Por que? Porque não consigo expressar o que sinto de verdade. Sou um fraco. Estou cansado de transpirar positivismo e perseverança enquando corre em minhas veias a tristeza, o medo, a raiva... E isso não pode ser bom. Não em momentos como esse.
Meus pensamentos andam muito rebeldes e avançados para o ritmo e condição quase convencional que venho tentando sustentar. Tentando é ótimo e péssimo. Mas é assim mesmo que me sinto: pensando e escrevendo coisas que jamais faria, dizendo coisas que jamais diria. Ando incontrolável! Mas em uma proporção decepcionante: penso, escrevo e falo ‘de montão’, faço e aconteço ‘de montinho’. É uma ansiedade tão angustiante que mal tenho conseguido dormir... Preciso encontrar o meu equilíbrio, apesar de estar gostando um pouco dessa fase “out of track”.
Enquanto isso, continuo aqui com minhas mentiras. Sim, todas as noites, antes de cair no sono, minto pra mim mesmo, na esperança louca de que, quando amanhecer, seja tudo verdade.

18 fevereiro 2006

Desconstruir certezas e abraçar dúvidas

A semana inteira espero que algo diferente aconteça. Espero uma surpresa, algo completamente inesperado que vai mudar minha vida de cabeça para baixo, uma emoção a mais... E nada! O que me aparece é isso: um sábado cinza. Lá fora um sol que não consegue iluminar ou aquecer aqui dentro. Um sábado solitário e virtual.
Que merda!
Em partes eu culpo essa falta de emoção à reserva que carrego em ser certinho demais, bonzinho demais, educado demais! Tudo demais é chato! Fato confirmado por esta minha aversão ferrenha a sentimentos explícitos – e perdoem-me aqueles que consideram este artifício necessário ou simplesmente válido para se conseguir uma vida mais agitada.
Talvez eu seja um destes limitados, do tipo que não se entrega e não faz do coração uma casa de putas. Mas hoje eu decidi trocar esse tom frio por um quente. Quero desconstruir todas as certezas para abraçar dúvidas (concordo com aqueles/as que realmente me conhecem, que tal decisão soa meio piegas e desmerecida). Não me importo!

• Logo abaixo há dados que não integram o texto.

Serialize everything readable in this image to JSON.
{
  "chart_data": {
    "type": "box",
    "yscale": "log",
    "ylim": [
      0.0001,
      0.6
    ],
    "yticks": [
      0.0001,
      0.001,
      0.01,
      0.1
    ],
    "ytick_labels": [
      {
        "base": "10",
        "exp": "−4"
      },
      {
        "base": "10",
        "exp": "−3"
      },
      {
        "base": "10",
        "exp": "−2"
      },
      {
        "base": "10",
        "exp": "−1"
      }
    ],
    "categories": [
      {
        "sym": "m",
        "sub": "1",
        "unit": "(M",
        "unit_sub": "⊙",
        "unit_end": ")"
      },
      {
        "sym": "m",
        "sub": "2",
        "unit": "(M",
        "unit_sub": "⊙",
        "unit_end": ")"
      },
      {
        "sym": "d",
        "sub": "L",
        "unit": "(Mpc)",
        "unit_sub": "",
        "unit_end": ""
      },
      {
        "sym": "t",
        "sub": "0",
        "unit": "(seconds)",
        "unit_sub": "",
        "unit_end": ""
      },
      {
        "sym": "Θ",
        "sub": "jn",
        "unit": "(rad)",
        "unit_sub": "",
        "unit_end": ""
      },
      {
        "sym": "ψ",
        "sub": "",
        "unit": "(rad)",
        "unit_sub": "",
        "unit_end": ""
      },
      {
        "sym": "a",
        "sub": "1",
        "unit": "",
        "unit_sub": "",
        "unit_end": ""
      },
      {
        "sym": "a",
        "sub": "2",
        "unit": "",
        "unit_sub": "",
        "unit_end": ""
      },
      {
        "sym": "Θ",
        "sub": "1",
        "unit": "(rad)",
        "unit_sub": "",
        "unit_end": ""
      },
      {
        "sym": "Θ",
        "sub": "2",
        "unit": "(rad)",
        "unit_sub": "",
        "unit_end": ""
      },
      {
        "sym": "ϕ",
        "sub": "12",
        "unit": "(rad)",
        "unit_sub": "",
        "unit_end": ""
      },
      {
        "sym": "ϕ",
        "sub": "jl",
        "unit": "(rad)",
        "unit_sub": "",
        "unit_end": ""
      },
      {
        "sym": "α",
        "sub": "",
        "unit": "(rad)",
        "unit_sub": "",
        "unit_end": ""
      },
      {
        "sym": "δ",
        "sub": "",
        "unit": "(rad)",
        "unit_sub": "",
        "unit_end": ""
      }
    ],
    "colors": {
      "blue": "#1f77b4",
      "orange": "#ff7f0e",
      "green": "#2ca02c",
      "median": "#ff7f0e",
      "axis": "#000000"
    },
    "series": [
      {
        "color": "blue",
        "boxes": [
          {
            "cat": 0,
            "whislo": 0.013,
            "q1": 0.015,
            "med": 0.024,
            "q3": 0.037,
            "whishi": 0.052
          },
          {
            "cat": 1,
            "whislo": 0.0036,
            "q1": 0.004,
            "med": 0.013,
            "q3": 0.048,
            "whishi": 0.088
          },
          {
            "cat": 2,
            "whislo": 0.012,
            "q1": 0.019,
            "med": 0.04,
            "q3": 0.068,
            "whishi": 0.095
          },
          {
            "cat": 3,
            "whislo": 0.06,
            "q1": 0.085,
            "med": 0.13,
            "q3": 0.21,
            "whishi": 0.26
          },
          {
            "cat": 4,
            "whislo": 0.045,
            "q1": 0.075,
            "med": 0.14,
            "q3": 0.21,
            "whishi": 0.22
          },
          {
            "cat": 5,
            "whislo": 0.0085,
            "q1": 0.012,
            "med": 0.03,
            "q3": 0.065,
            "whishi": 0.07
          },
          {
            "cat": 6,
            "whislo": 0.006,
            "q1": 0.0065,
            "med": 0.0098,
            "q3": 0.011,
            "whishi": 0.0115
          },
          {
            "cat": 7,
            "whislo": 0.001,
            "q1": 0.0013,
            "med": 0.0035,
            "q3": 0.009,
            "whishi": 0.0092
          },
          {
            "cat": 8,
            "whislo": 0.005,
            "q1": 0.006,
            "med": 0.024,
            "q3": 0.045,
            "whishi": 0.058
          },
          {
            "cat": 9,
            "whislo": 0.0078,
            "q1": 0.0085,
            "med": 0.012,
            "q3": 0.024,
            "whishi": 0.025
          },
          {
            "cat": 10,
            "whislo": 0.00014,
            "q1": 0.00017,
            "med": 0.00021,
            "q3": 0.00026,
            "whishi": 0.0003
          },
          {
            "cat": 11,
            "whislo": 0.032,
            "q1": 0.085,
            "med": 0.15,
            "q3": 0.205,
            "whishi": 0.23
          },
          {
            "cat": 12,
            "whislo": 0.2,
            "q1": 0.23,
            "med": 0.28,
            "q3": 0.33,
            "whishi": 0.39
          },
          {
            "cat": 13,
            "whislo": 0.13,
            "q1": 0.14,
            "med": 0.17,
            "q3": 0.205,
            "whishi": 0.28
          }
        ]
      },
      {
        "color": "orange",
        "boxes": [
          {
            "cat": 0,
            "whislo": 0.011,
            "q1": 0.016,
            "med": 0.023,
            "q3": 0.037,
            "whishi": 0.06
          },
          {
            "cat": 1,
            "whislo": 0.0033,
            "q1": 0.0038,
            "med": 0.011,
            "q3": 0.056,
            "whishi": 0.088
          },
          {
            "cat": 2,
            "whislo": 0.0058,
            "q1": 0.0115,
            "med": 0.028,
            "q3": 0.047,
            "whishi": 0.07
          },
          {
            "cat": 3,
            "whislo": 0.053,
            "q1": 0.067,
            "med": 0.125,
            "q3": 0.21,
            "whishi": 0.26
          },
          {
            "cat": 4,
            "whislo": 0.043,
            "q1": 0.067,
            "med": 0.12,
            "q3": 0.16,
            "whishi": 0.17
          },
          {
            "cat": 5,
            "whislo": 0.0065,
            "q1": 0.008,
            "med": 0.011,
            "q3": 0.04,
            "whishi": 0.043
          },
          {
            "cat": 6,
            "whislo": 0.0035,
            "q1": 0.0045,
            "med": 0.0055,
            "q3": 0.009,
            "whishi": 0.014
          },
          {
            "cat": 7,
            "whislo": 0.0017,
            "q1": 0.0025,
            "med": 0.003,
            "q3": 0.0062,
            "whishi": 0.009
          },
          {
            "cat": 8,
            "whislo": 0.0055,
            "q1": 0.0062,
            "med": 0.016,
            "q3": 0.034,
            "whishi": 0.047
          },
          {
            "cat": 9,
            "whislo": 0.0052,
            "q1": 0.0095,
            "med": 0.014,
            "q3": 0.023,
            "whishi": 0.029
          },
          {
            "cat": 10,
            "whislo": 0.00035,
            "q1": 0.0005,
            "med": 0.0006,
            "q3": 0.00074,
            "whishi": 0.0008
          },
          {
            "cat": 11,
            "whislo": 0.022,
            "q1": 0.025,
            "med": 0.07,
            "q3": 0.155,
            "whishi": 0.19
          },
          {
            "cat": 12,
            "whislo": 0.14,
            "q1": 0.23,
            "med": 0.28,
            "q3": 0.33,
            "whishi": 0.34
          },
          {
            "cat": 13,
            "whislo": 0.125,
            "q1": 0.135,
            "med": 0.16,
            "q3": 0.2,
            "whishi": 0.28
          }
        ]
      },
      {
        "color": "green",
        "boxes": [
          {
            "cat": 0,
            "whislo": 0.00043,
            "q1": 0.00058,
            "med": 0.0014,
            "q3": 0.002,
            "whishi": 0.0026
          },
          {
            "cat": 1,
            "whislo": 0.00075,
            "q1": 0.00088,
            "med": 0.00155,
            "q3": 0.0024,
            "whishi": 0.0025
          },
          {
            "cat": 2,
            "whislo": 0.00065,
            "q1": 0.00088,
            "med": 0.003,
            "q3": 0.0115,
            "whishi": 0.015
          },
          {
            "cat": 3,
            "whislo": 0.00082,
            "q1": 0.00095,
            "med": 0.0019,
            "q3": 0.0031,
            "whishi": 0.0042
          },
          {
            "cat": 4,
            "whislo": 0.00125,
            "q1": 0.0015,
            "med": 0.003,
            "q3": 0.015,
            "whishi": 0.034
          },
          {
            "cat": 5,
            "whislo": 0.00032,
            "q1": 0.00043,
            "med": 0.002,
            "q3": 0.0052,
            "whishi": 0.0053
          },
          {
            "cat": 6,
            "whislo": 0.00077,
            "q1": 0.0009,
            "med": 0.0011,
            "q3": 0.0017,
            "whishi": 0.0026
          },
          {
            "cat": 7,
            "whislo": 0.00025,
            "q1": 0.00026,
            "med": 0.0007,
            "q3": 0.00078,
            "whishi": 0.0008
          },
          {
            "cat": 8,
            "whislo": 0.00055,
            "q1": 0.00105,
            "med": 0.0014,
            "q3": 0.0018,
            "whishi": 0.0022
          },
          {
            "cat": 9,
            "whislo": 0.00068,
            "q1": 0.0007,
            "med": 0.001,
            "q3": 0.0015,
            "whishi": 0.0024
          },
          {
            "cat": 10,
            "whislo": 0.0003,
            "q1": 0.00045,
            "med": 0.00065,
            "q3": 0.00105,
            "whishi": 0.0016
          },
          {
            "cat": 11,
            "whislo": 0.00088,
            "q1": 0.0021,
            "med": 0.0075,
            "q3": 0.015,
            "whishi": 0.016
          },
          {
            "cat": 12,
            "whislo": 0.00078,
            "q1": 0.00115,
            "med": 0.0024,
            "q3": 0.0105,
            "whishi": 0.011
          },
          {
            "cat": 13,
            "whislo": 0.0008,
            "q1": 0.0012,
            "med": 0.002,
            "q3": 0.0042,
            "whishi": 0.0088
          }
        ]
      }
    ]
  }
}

Esse texto é pra enterrar – pelo menos hoje (e quem sabe esta semana e no carnaval) - todos os sentimentalismos baratos que ainda insistem em viver dentro de mim. Quero me tornar alguém fácil e leviano com ares de garoto de programa. Sem nenhuma postura, muito menos a de espera.

17 fevereiro 2006

Saudade e Memória e Saudade

“Palácio maravilhoso, caverna misteriosa, dentro da memória estão presentes os céus, a terra e o mar...Dentro dela eu me encontro comigo mesmo...”.
Santo Agostinho

Saudade: local onde minhas memórias podem ser descobertas!
Dia desses, inverto essa lógica.

Ficar para não desaparecer

Estou inquieto e me pergunto:
- É agora, neste instante, que eu devo decidir pra onde ir? Que eu devo acontecer? Eu sou feliz? E amanhã?

Nessa inquietude eu tento responder isso tudo de uma tacada só:
- Não quero riqueza, glória ou sabedoria máxima. Nunca me atraiu. Quero rir e, de certa forma, ter com que pagar. Quero desenhar. Não pretendo uma autobiografia e nem mesmo minhas memórias póstumas. Vida despretensiosa, sim. Um leve sorriso, uma certeza serena do mais simples. O conhecimento do elementar.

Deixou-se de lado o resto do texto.